Ok...I usually don't write short stories (I'm more of a poetry person) but I figured I'd at least get this reviewed. The story spawned from a conversation I was having with a friend about life. I don't think the story is as good as I'd like it to be...so, constructive criticism could help? ^^; (And if anyone can think of a better title, please let me know. ><
Thanks.
"If you could have anything in the world, what would it be?" He smiled and gazed into my eyes thoughtfully. I shrugged and gave him the first thing I thought of. "Wings...So I could leave, and forget everything." I knew what he was thinking, and it wasn't true. I wouldn't leave him for the world. I would carry him in my arms everywhere I went, if I had to.
"So? What about yourself?" He sighed, and turned his sight to the shimmering stars above us. "I don't know...Love, maybe. Someone to wrap their arms around me, and let me know that everything will be fine. And someone that needs me to wrap my arms around them." I hugged him, and held him close, but I knew it wasn't the same. "You're hopeless, you know." He curled up in my embrace and rested his head against my chest. "I can hear your heart beat." He looked up at me with a curious smile, then went back to listening.
"Do you ever wish you had one?" I looked down at his silky hair with sympathy. "One what?" He tilted his head up again, and our noses met. I stared into his eyes, and he stared into, and then past, my own. "Nothing, love. So what've you been thinking about so much lately?" He shifted his position and nestled his face into my neck. He always did like the feel of skin. "Life...Death...All of it. I want the privilege to die and fade away." I shook my head and backed away. He didn't think of death the way I did. "You sound suicidal." He laughed - a childish chuckle rather than a mechanical attempt to recreate human joy. But there was contempt and disdain veiled behind his laugh. "You don't know what it's like...to be an in-between." I felt bad...Felt...Like somewhere deep inside him self he hated me. I felt that…although he was there, in my arms, he was miles away. Maybe it was selfish of me. "I'm sorry." I remember the days we used to spend together, watching the clouds go by...The games we played, secrets we shared, and I remember how lively he was. I couldn't let that life escape me in a single moment. I couldn't.
"Were we in love?" Were we? I loved him...Love him, with all of my heart, but he can't remember.

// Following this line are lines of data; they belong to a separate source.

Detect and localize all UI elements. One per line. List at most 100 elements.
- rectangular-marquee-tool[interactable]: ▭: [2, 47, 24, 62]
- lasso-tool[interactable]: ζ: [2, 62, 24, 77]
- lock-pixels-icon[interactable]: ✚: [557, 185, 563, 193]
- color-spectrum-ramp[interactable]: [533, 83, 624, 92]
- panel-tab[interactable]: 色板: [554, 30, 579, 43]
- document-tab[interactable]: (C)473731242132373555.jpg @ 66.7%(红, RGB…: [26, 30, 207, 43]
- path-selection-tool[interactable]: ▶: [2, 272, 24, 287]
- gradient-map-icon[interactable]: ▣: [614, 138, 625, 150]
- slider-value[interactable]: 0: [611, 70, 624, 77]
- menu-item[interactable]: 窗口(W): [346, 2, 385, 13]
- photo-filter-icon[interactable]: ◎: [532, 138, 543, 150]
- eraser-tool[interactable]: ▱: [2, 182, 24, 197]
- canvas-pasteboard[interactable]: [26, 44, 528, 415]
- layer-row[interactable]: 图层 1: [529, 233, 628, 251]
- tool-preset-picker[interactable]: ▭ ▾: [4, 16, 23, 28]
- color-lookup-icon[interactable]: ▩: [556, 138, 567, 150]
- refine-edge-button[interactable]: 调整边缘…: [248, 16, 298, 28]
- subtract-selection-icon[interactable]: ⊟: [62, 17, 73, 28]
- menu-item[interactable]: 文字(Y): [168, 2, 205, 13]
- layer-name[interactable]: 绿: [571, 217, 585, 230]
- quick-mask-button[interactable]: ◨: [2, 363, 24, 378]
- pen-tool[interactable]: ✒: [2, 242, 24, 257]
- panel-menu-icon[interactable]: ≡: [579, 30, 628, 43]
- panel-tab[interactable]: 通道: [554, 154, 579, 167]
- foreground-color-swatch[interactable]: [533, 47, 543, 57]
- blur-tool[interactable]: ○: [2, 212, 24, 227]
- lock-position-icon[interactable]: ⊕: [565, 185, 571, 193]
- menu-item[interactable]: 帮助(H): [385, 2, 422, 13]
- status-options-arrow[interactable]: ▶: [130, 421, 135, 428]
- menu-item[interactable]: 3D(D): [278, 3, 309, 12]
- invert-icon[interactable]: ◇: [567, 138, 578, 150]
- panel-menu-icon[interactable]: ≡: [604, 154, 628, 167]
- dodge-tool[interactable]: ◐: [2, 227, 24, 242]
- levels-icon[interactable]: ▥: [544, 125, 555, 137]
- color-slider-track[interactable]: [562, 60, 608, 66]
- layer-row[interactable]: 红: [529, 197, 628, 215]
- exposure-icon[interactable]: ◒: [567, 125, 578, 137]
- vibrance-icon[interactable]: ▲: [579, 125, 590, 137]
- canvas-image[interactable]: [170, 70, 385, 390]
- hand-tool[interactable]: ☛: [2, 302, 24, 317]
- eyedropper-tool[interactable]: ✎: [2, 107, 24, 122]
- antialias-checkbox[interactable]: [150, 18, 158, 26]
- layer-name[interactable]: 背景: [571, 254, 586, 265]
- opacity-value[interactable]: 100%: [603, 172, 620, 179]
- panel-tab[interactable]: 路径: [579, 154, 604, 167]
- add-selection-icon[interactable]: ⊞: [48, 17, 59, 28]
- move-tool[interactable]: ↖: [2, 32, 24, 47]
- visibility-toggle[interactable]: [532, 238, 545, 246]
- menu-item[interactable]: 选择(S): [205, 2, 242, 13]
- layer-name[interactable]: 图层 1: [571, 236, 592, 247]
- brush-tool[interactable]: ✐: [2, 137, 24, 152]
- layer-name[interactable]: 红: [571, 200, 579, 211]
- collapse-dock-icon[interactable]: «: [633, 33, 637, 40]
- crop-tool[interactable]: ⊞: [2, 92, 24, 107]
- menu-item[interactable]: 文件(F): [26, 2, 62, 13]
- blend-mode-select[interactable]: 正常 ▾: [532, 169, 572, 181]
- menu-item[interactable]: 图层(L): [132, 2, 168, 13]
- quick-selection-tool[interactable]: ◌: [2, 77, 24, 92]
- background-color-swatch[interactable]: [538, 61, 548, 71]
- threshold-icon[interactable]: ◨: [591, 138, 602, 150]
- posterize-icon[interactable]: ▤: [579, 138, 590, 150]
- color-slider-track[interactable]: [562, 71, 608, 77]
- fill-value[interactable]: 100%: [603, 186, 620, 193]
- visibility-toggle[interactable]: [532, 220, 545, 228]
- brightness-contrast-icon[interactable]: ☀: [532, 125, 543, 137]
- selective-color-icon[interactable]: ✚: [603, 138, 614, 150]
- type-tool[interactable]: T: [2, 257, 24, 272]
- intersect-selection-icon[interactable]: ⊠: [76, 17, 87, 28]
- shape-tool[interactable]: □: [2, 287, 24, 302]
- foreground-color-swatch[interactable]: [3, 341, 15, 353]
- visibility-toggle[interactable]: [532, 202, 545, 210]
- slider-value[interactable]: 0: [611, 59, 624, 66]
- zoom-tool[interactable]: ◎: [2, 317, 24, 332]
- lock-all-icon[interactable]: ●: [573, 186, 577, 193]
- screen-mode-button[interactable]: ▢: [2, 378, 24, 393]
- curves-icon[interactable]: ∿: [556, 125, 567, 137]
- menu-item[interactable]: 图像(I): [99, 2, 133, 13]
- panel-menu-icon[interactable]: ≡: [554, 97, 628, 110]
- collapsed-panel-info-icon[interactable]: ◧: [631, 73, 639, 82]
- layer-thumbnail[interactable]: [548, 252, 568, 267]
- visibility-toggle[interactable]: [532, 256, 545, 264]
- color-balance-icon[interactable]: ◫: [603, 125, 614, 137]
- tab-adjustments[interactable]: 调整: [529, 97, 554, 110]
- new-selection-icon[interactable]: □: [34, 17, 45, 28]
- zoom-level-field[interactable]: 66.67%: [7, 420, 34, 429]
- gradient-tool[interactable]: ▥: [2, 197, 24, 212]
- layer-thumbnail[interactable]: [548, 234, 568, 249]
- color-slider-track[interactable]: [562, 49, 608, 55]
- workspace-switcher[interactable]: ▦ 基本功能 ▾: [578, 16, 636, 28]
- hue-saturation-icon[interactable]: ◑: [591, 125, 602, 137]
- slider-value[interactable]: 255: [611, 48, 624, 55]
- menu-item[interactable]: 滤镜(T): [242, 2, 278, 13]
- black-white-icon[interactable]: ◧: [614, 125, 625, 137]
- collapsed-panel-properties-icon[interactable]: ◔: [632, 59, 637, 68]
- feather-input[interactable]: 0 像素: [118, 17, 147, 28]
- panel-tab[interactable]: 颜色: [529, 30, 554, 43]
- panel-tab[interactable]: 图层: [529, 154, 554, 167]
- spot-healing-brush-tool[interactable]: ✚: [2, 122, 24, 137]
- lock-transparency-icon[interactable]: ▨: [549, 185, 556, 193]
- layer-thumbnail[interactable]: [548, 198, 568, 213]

Is it time to get over the past? I saved his body and mind, but where is his soul, if there is such a thing? “No.” I lied. He knows it, but he won’t say anything contradictory. He yawns and rolls over onto his back. It reminds me of when we first met – I was running in the fields, he was laying under a tree. We were both nine at the time, but now I’m going on 18 and he’ll be 17 forever. “I’ll make a way for humans to have wings, so you can fly.” If anyone deserves to be free, it’s him. But I’m the chains that are holding him down. “Would you come with me? We could fly far, far away, and start a new life together…” That would be nice, it really would. He smiles and reaches out toward the creamy navy sky with his synthetic hand to grab at the moon. “All the way out there?” I grin, and nod. “All the way, if you want.” We used to talk about living on the moon when we were younger. We would make it our own secret haven, and everything would be perfect…It’s nice to dream.
He stands, and goes over to the edge of the roof – he used to come up here all the time by himself, and then it was a we, so I brought him here again after he came back as an in-between and it was ours again. “What will I do when you’re gone?” He turns back to look at me, standing on the edge of the roof like an angel – his thin white garments hanging loosely from his skin in contrast to the dark elegant sky. I shake my head, but the thought holds on tightly. “You’ll live.” I know what he’s thinking again; he doesn’t consider himself alive any more. In the blink of an eye, he’s gone from sight – plummeting down toward the awaiting ground. I scream, and scramble to the edge of the roof, and dive to reach for him in mid-air. He grabs a hold of my arm, and stares deeply into my eyes, then smiles. We finally got our chance to fly together. He wraps his arms around me, and it seems like we’re lingering in the air, rather than falling. But that’s only an illusion, and now it’s my turn to die and fade away, and he won’t bring me back…He loves me too much – or at least, I’d like to believe so. And so we whisper our goodbyes, and then the black seeps in along with the pain, and before I get the chance to give up on the world, the world gives up on me and everything disappears.